Q10. There is also xml DBs, which go beyond relational. Hybridization with relational turned out to be very useful. For example, DB2 has a huge investment in XML, and it is extensively published, and it has also succeeded commercially. Monet DB did substantial work in that area early on as well. How do they relate with “new data stores”?
Robert Greene: I really look at XML databases as large index engines. I have seen implementations of these which look very much like document stores. The main difference being that they are generally indexing everything. Where the document stores appear to be much more selective about the meta data exposed for indexing and query. Still, I think the challenge for XML db’s is the mismatch in it’s use within the programming paradigm. Developers think of XML as data interchange and transformation technology. It is not perceived as transactional data management and storage and developers don’t program in XML, so it feels clunky for them to figure out how to wrap it into their logical transactions. I suspect if feels a little less clunky if what you are dealing with are documents. Perhaps they should be considered the original document stores.
Q11. Choosing a solution: Given this confusing array of alternatives, which data storage system do you choose for your application?
Robert Greene: I choose the right tool for the job. This is again one of those questions which deserves several books. There is no 1 best solution for all applications, deciding factors can be complicated, but here is what I think about as major influencing factors. I look at it from the perspective of whether the application is data driven or model driven.
If it is model driven, I lean towards ODB or RDB.
If it is data driven, I lean towards NoSQL or RDB.
If the project is model driven and has a complex known model, ODB is a good choice because it handles the complexity well. If the project is model driven and has a simple known model, RDB is a good choice, because you should not be performance penalized if the model is simple, there are lots of available choices and people who know how to use the technology.
If the project is data driven and the data is small, RDB is good for the prior reasons. If the project is data driven and the data is huge, then NoSQL is a good choice because it takes a better architectural approach to huge data allowing the use of things like map reduce for parallel processing and/or application managed identity for better data distribution.
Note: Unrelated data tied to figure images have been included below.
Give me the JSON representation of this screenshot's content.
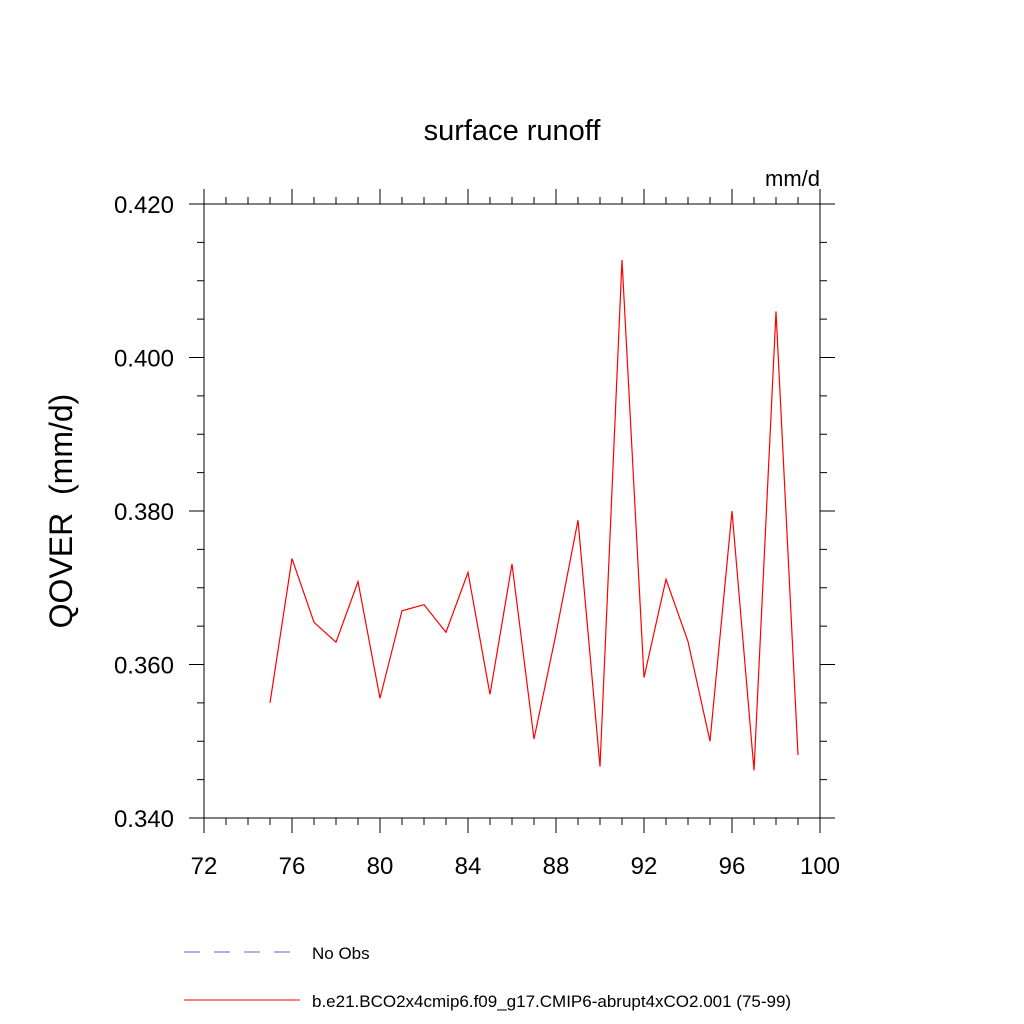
{
  "chart_data": {
    "type": "line",
    "title": "surface runoff",
    "units": "mm/d",
    "ylabel": "QOVER  (mm/d)",
    "xlabel": "",
    "xlim": [
      72,
      100
    ],
    "ylim": [
      0.34,
      0.42
    ],
    "x_major_ticks": [
      72,
      76,
      80,
      84,
      88,
      92,
      96,
      100
    ],
    "x_tick_labels": [
      "72",
      "76",
      "80",
      "84",
      "88",
      "92",
      "96",
      "100"
    ],
    "y_major_ticks": [
      0.34,
      0.36,
      0.38,
      0.4,
      0.42
    ],
    "y_tick_labels": [
      "0.340",
      "0.360",
      "0.380",
      "0.400",
      "0.420"
    ],
    "grid": false,
    "legend_placement": "bottom",
    "series": [
      {
        "name": "No Obs",
        "color": "#6666cc",
        "style": "dashed",
        "x": [],
        "values": []
      },
      {
        "name": "b.e21.BCO2x4cmip6.f09_g17.CMIP6-abrupt4xCO2.001 (75-99)",
        "color": "#ff0000",
        "style": "solid",
        "x": [
          75,
          76,
          77,
          78,
          79,
          80,
          81,
          82,
          83,
          84,
          85,
          86,
          87,
          88,
          89,
          90,
          91,
          92,
          93,
          94,
          95,
          96,
          97,
          98,
          99
        ],
        "values": [
          0.355,
          0.3738,
          0.3655,
          0.3629,
          0.3708,
          0.3556,
          0.367,
          0.3678,
          0.3642,
          0.372,
          0.3561,
          0.3731,
          0.3503,
          0.364,
          0.3788,
          0.3467,
          0.4127,
          0.3583,
          0.3711,
          0.363,
          0.35,
          0.38,
          0.3462,
          0.406,
          0.3482
        ]
      }
    ]
  }
}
Of course, even within these categorizations you have ranges of value in different products. For example, MySQL and Oracle are both RDB, so which one to choose? Similarly, db4o and Versant are both ODB’s, so which one should you choose? So, I also look at the selection process from the perspective of 2 additional requirements: Data Volume, Concurrency. Within a given category, these will help narrow in on a good choice. For example, if you look at the company Oracle, you naturally consider that MySQL is less data scalable and less concurrent than the Oracle database, yet they are both RDB. Similarly, if you look at the company Versant, you would consider db4o to be less data scalable and less concurrent than the Versant database, yet they are both ODB.
Finally, I say you should test, evaluate any selection within the context of your major requirements. Get the core use cases mocked up and put your top choices to the test, it is the only way to be sure.